One of the reasons for this is that the Right tend to be less tribal and ideologically ‘pure’ than the Left. It is no surprise that Thatcher listed her greatest achievement as New Labour and said that Britain had ‘nothing to fear from a Blairite ministry’. Most Conservatives would rather their interests are protected than their party win. In contrast, Labour Left die-hards would rather their party lost and their interests eroded further rather than cede any ground to the Right. Now I’m not going to say Liz Kendall is a Tory – that’s far too simplistic – but it’s true that out of all four candidates she is the one who would make the least structural changes tackling power and elite interests. The Tories would always rather Labour had a right-wing leader rather than risk the possibility of a left-winger getting into power.

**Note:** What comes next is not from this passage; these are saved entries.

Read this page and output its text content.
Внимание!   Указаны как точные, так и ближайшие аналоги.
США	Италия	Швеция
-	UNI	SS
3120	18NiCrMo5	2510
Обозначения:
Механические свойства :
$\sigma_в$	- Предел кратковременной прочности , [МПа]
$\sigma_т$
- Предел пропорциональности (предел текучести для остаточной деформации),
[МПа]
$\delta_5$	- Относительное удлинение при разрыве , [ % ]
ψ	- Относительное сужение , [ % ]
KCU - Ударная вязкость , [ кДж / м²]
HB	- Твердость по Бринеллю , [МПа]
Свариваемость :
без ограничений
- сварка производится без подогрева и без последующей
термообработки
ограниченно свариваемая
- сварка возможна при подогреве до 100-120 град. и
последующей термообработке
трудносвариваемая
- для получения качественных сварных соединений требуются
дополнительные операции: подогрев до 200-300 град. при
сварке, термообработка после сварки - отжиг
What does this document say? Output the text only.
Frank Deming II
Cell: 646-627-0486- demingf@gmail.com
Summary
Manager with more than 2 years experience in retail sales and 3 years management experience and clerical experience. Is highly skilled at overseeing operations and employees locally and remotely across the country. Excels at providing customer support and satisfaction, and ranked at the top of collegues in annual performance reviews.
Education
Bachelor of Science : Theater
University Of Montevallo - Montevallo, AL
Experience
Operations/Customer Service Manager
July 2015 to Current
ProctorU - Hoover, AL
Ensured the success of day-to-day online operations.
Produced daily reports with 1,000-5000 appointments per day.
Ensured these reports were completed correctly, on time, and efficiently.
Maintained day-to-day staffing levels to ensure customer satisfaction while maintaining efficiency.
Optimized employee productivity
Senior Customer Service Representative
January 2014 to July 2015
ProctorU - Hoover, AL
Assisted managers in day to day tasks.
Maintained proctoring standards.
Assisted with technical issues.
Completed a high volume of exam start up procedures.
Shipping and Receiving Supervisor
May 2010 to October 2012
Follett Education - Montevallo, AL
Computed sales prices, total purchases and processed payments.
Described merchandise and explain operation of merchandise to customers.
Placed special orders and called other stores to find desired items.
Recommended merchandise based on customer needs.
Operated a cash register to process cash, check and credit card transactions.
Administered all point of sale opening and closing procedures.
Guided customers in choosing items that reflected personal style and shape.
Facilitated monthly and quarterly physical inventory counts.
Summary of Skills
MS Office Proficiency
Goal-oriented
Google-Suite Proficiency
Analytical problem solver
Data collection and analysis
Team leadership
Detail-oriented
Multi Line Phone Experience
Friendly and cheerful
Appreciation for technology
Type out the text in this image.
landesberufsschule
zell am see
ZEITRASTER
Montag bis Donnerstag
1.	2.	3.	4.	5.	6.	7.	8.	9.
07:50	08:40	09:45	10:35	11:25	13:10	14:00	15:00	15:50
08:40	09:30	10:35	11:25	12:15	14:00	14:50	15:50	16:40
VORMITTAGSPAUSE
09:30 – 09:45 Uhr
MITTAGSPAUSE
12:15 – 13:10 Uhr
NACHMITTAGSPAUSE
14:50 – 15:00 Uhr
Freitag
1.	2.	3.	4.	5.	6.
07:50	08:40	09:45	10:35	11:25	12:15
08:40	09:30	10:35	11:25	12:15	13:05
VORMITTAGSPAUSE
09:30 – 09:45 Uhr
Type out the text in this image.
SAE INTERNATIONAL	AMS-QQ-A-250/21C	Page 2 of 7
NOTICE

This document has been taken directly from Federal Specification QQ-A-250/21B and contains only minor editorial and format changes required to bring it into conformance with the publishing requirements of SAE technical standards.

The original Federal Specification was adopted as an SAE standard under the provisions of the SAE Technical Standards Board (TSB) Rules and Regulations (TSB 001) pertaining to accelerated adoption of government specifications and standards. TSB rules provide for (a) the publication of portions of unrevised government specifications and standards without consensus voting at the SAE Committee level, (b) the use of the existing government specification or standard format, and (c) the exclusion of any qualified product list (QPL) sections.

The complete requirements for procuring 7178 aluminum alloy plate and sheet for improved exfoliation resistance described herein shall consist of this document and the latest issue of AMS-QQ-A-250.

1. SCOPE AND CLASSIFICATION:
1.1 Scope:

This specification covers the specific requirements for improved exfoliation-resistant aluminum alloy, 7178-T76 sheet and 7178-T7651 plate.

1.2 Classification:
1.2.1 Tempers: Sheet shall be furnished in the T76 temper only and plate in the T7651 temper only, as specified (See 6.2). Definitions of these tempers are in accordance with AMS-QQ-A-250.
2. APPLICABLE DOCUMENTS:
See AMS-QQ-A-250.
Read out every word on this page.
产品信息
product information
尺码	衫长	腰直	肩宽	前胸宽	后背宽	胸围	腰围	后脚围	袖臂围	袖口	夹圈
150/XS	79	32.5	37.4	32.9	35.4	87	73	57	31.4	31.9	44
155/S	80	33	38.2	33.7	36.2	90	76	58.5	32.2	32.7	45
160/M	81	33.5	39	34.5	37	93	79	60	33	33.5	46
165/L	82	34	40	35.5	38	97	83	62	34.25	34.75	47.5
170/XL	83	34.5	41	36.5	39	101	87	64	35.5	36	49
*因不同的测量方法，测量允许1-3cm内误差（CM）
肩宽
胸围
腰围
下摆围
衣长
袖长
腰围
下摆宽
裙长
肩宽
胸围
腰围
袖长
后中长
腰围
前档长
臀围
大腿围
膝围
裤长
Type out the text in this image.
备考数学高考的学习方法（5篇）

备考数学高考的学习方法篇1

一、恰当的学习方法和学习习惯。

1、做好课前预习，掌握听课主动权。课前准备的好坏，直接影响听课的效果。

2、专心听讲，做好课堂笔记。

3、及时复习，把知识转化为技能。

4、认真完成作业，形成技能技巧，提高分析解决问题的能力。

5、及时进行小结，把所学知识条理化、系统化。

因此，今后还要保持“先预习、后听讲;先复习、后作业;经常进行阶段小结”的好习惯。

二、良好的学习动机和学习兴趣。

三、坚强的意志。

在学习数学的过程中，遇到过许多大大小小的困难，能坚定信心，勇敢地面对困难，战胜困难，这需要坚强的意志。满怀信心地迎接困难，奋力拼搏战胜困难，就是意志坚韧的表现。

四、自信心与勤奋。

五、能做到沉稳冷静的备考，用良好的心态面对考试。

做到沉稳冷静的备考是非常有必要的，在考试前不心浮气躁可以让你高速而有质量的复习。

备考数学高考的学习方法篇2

In this instance, however, I think the main reason is more simple. I think it is safe to say that it is very unlikely Liz will win the nomination. She has alienated many Labour members with her rhetoric on free schools, private healthcare in the NHS, tax and defence spending. Furthermore, she declared that Labour are ‘too reliant on union money’, isolating a core constituency. In short, she is fighting the 2020 General Election rather than the 2015 leadership election, and she does not have the charisma of early Blair to win over a sceptical base.
For the right-wing media, this is perfect. They can talk her up for three months as ‘the candidate the Tories fear’, ‘Labour’s only hope’ while knowing she almost certainly won’t win. Then, when she does fail they can all holler how Labour have blown their only chance, how they haven’t learnt from when they picked the wrong brother, how they are rooted in the past and not worthy of consideration. It’s a simple enough game-plan, but have no doubt that it will work.